With all of the hoopla surrounding this much anticipated bout, it would be easy to get caught up in the narratives. For his part, Woodley says he isn’t allowing his focus to be on anything other than proving he’s the superior fighter at the UFC Apex in Las Vegas on Saturday.
"Going into this fight I’m not taking on any additional variables,” Woodley told TSN. “I’m not thinking I need to beat him because people don’t like him. I’m not thinking that I need to beat him because I stand strongly and firmly with the Black Lives Matter movement. I don’t think I need to beat him for my legacy. I need to beat him because I’m the best in the world. I need to go out there and I need to conduct myself in a manner where I execute, where I explode, I don’t hold back or hesitate and I move forward and I kick ass and take names.”
Woodley is no stranger to marquee fights, as he has faced some of the best welterweights in the UFC to gain and defend the belt. Despite the calibre of the men he’s battled in the past, emotions have never entered the equation for the 38-year-old before this fight with Covington.
Woodley says the build up that the pandemic restrictions have forced on this bout have helped him avoid situations where he would lose his focus going into the fight.
"This is the only fight where I could get emotional and I’m very thankful that this fight is happening now, it’s happening at the right time,” said Woodley. “Had it happened when it was supposed to happen, I was supposed to fight him in September of 2018, during those times with a press conference and (expletive)-talking and getting in each other’s face, maybe I would’ve taken myself out of the element that makes me the best, the fighter that I am.”
As far as the back and forth between the fighters, Woodley says that his opponent is trying to make a name off of him and not doing a very good job at the villain role he’s trying to portray.
"I’m the person that’s creating the legacy, he needs me for his legacy,” said Woodley. “He needed me the entire time. Go back and look at his social media from the end of 2016 to pretty much now, 99 per cent of his social media is about me, he’s been consumed with me. At the end of the day, you don’t see that on my page, you see Champ Camp, you see me training, you see me focused.”
"He’s having a hard time being the heel, how do you have to force someone to accept you as the heel? It’s not reflecting in his followers on social media. All the effort and work he puts into trying to be the bad guy, he should have two million followers, but he doesn’t, because nobody believes it, they know it’s all fake.”
Woodley captured the welterweight strap in July of 2016 with a victory over Robbie Lawler at UFC 201 and retained it four times before finally dropping it to Kamaru Usman at UFC 235 in March of 2019.
Despite an impressive run as champion, Woodley says his time at the top was not all it was cracked up to be in the end.
"It definitely wasn’t what I thought it was going to be,” said Woodley. “You envision life being so much easier and with more responsibility that you’re given, the more pressure comes with it. To whom much is given, much is required. Championship fights are what headline pay-per-views, so if somebody’s injured and can’t fight or somebody fails a drug test, you’re going to always be on the speed dial call, ‘hey we need you to fight a world championship fight against a tough competitor in three weeks.’
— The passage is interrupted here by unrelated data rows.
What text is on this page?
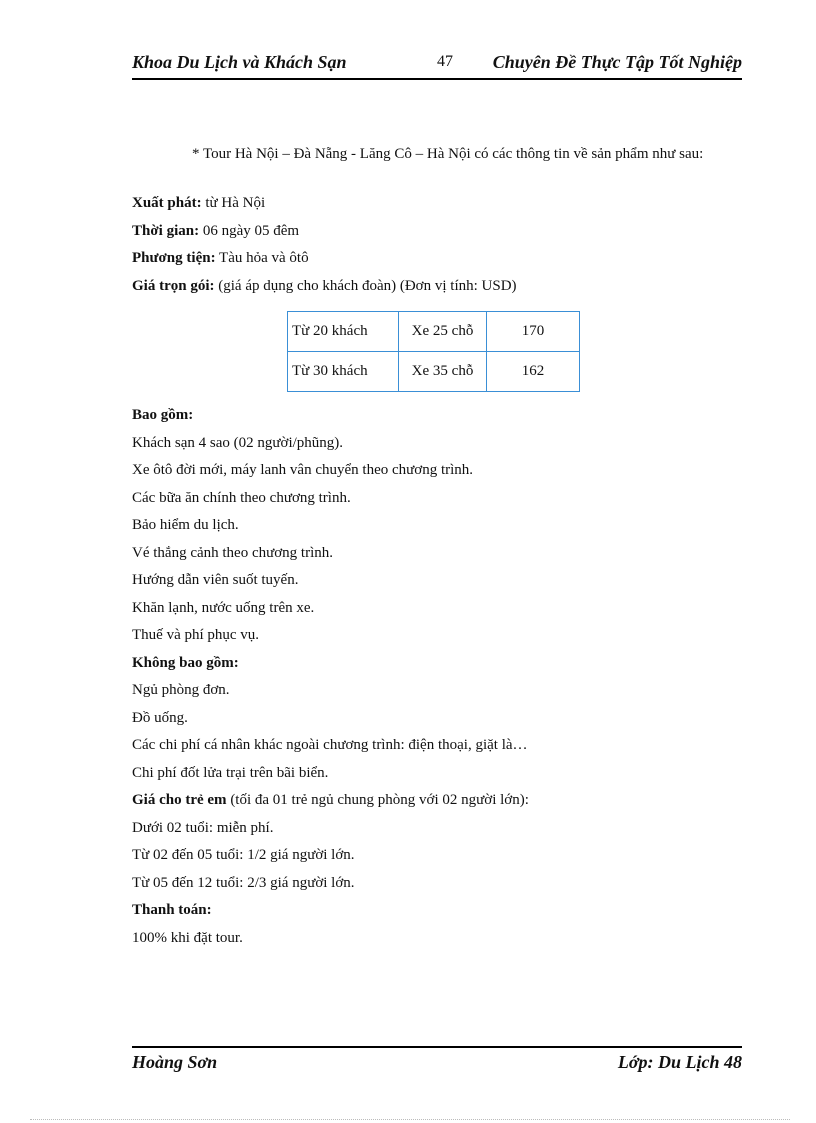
Khoa Du Lịch và Khách Sạn	47 Chuyên Đề Thực Tập Tốt Nghiệp

* Tour Hà Nội – Đà Nẵng - Lăng Cô – Hà Nội có các thông tin về sản phẩm như sau:

Xuất phát: từ Hà Nội

Thời gian: 06 ngày 05 đêm

Phương tiện: Tàu hỏa và ôtô

Giá trọn gói: (giá áp dụng cho khách đoàn) (Đơn vị tính: USD)

Từ 20 khách	Xe 25 chỗ	170
Từ 30 khách	Xe 35 chỗ	162

Bao gồm:

Khách sạn 4 sao (02 người/phũng).

Xe ôtô đời mới, máy lanh vân chuyển theo chương trình.

Các bữa ăn chính theo chương trình.

Bảo hiểm du lịch.

Vé thắng cảnh theo chương trình.

Hướng dẫn viên suốt tuyến.

Khăn lạnh, nước uống trên xe.

Thuế và phí phục vụ.

Không bao gồm:

Ngủ phòng đơn.

Đồ uống.

Các chi phí cá nhân khác ngoài chương trình: điện thoại, giặt là…

Chi phí đốt lửa trại trên bãi biển.

Giá cho trẻ em (tối đa 01 trẻ ngủ chung phòng với 02 người lớn):

Dưới 02 tuổi: miễn phí.

Từ 02 đến 05 tuổi: 1/2 giá người lớn.

Từ 05 đến 12 tuổi: 2/3 giá người lớn.

Thanh toán:

100% khi đặt tour.

Hoàng Sơn	Lớp: Du Lịch 48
"You just had to be ready for that and at times it was very toxic for my life and you couldn't have just a regular life. You got to experience the bells and the whistles, the parties, the money. It was probably the period in my life where I was the most empty."
A victory on Saturday would snap a two-fight losing streak for the ex-champion and get him back on the right track as he tries to fight his way into title contention once again. Something that he wants to do for all of the people that have stuck with him during the hard times.
"What a story it will be when Tyron Woodley comes back and he beats Colby Covington and he beats Kamaru Usman or Gilbert Burns, whoever has the belt, and he regains his championship when everybody said he was too old, when everybody said he couldn’t do it, when everybody said he lost track of where he was at and he became too Hollywood. He came back and proved everybody right that supported him, I don’t have time to prove people wrong, but I do have enough time to prove the people right that support me.”